Wagner Mutiny Has Lessons, Implications for Africa
ADF STAFF
As the dust settles after the 36-hour rebellion by Yevgeny Prigozhin’s Wagner Group against Vladimir Putin, some observers see parallels to fighting in Sudan.
Like Wagner, the Sudanese Rapid Support Forces (RSF) is a powerful paramilitary group that was funded and heavily armed by its government. Wagner and the RSF have each been accused of numerous human rights abuses.
Both groups refused to integrate with their country’s military.
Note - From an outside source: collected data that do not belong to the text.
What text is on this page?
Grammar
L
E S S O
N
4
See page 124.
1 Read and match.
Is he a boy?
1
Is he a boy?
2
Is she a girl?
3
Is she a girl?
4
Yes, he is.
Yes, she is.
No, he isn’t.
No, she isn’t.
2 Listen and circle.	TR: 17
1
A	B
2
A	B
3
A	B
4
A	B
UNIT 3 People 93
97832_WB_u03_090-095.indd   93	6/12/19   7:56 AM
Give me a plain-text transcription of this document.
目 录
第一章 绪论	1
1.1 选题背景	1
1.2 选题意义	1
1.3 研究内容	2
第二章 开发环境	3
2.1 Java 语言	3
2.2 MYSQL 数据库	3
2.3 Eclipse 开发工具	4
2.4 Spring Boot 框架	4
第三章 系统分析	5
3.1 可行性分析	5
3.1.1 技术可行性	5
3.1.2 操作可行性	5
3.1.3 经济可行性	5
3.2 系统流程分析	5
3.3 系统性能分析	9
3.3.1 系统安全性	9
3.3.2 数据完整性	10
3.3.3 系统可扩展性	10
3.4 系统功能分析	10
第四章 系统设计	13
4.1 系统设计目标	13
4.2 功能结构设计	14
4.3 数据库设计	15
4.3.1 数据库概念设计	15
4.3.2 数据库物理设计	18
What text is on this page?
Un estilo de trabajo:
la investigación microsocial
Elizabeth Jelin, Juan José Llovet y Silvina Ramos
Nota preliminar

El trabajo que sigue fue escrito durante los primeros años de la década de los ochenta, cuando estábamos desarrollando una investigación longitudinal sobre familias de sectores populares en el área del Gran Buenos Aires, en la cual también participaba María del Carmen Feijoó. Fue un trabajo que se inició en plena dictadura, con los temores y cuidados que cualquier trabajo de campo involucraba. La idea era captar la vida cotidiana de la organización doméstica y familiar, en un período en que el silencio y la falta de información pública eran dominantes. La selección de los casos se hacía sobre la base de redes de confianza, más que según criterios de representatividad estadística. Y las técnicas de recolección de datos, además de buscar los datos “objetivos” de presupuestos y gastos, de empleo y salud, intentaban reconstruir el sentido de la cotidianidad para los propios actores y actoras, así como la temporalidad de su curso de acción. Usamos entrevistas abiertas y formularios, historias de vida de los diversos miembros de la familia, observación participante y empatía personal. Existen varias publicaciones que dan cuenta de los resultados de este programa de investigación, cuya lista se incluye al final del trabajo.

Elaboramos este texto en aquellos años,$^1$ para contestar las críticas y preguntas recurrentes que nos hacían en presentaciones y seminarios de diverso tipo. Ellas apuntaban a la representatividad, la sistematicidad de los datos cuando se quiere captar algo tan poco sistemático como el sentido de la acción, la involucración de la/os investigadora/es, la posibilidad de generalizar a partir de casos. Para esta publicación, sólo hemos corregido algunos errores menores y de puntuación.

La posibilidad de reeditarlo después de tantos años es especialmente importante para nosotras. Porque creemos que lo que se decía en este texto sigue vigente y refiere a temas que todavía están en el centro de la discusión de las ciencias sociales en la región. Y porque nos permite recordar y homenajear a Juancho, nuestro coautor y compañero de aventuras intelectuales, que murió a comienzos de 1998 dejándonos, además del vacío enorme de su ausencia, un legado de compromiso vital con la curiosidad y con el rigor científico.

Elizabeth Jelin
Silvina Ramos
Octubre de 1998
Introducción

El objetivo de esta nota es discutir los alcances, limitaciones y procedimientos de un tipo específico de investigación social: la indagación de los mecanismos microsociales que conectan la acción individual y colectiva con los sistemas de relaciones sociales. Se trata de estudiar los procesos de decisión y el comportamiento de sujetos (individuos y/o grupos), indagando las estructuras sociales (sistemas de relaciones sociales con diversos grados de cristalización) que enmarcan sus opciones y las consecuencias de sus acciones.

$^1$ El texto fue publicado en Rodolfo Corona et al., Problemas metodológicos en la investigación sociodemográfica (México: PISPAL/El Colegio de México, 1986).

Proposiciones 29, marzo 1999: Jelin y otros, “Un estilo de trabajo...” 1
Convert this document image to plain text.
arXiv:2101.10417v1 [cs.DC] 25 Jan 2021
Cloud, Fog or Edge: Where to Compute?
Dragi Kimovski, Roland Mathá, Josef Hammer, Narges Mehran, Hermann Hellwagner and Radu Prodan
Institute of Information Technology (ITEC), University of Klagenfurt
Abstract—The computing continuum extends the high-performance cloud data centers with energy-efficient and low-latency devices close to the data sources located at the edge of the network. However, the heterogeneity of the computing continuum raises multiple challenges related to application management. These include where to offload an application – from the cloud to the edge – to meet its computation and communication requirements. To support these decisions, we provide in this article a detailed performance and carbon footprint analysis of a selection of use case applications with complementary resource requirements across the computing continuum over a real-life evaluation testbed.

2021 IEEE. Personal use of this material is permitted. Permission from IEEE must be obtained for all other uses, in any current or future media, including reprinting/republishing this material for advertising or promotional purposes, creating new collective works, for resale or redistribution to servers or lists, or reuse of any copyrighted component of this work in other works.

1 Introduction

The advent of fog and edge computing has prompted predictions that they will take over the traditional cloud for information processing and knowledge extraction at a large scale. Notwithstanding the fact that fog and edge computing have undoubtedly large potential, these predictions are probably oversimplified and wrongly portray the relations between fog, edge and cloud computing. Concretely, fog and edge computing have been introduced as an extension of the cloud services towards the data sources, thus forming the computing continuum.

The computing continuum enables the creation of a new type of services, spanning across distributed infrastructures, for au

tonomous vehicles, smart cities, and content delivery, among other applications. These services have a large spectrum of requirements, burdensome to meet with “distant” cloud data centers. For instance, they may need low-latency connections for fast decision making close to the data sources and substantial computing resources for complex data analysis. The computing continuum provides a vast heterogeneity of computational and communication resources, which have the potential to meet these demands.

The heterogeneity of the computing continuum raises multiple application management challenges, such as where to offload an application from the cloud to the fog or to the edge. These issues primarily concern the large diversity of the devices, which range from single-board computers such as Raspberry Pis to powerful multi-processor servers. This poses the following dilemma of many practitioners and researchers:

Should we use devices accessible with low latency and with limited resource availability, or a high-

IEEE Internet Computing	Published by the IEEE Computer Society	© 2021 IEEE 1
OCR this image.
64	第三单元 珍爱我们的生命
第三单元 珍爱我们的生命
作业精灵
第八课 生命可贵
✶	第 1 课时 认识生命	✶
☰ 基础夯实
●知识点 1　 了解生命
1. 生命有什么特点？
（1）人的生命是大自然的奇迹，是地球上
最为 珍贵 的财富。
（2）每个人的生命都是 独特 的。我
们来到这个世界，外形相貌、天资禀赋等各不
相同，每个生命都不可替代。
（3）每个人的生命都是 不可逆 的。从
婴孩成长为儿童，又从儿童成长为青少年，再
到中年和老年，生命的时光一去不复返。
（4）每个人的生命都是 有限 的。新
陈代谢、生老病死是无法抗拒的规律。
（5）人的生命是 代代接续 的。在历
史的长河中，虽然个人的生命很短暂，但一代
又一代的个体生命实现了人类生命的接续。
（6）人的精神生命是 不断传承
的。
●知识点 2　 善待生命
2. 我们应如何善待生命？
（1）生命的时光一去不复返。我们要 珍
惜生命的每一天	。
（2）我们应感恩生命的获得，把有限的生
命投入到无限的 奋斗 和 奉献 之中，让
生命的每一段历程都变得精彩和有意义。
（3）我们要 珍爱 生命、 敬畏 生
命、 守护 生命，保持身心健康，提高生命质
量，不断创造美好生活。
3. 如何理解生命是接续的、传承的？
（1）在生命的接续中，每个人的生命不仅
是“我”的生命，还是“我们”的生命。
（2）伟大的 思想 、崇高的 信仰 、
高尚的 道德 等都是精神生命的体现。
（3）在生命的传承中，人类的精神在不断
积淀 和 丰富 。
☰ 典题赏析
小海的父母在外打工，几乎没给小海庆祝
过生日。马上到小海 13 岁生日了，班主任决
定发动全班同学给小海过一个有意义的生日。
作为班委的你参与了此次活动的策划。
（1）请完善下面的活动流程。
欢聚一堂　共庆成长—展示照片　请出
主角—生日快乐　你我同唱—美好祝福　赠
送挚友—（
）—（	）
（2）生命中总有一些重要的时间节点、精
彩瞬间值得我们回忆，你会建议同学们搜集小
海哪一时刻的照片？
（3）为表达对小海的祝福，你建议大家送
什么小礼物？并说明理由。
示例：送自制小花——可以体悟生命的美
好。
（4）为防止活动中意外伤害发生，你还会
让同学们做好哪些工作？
Each instead chose to turn against their governments.
Bakary Sembe, regional director at the Timbuktu Institute Africa Centre for Peace Studies, expects that African leaders will be more wary of using mercenaries and militias.
“They have to stop thinking about outsourcing their security,” he told Al-Jazeera. “It is not a viable strategy and now, regarding the new situation, African countries will be more careful when it comes to using Wagner.”
For the handful of African countries that have partnered with the Wagner Group, the mutinous march on Moscow underscored the dangers of working with paramilitary groups.
On June 26, British foreign secretary James Cleverly told parliament that he had spoken to leaders in African states that are using Wagner and suggested that they now would find their security “inherently vulnerable.”
Wagner mercenaries, he said, “are not people that can be trusted in any country whose defense relies upon them, as the Russians have now discovered.”
The world watched in shock on June 23 when Prigozhin led an armed convoy halfway to Moscow, reportedly intending to capture Russia’s defense minister and most senior military leader before backing down and negotiating a retreat to Belarus.
As it was in Sudan, the conflict escalated when the government insisted on absorbing the paramilitary fighters into the military.
While fighting in Ukraine, Wagner mercenaries faced a July 1 deadline to sign contracts with Russia’s ministry of defense, a move that would bring the mercenaries under official military control.
Prigozhin refused the order and chose armed rebellion.
“Prigozhin was driven to this by his understanding he was being driven into a corner,” Ruslan Pukhov, director of the Moscow-based Center for Analysis of Strategies and Technologies military think tank, told The Wall Street Journal newspaper.
“He simply didn’t want to sink into oblivion.”
In Sudan, rising tensions between the top two junta leaders — head of the armed forces Gen. Abdel-Fattah Burhan and the RSF leader, known as Hemedti — erupted into violence on April 15.
RSF fighters turned their weapons on the Sudanese Armed Forces over the central dispute of how to integrate the RSF into the military and which general would control the fighters and weapons.
As Sudan teeters on the brink of all-out civil war, the Wagner Group faces the possibility of a post-mutiny dissolution with its leader in exile.
The uncertainty has sent ripples of concern through parts of Africa, according to Charles Bouessel, International Crisis Group’s senior analyst on the Central African Republic (CAR).
“We have seen a little bit of stress from the authorities,” he told Al-Jazeera. “We see this kind of stress because they are not 100 percent sure what will happen, whether Wagner will survive in the next few months or not.”
Samual Ramani, an associate fellow at the Royal United Services Institute for Defence and Security Studies, said Wagner’s attempted coup portends hard times ahead for the mercenaries and for Russia in Africa.
“Without the steady supply of arms, it’s hard to see how that relationship continues,” he told VICE News. “Either way, whether they can stay in Mali and CAR, Wagner probably won’t be picking up any new clients.”
Some Malians quickly interpreted the Wagner Group’s mutiny as a cautionary tale.
“Even the Russian government doesn’t control them,” a Bamako resident told Deutsche Welle. “What are we supposed to do now? This shows that this army is not controllable. This is very dangerous for us.”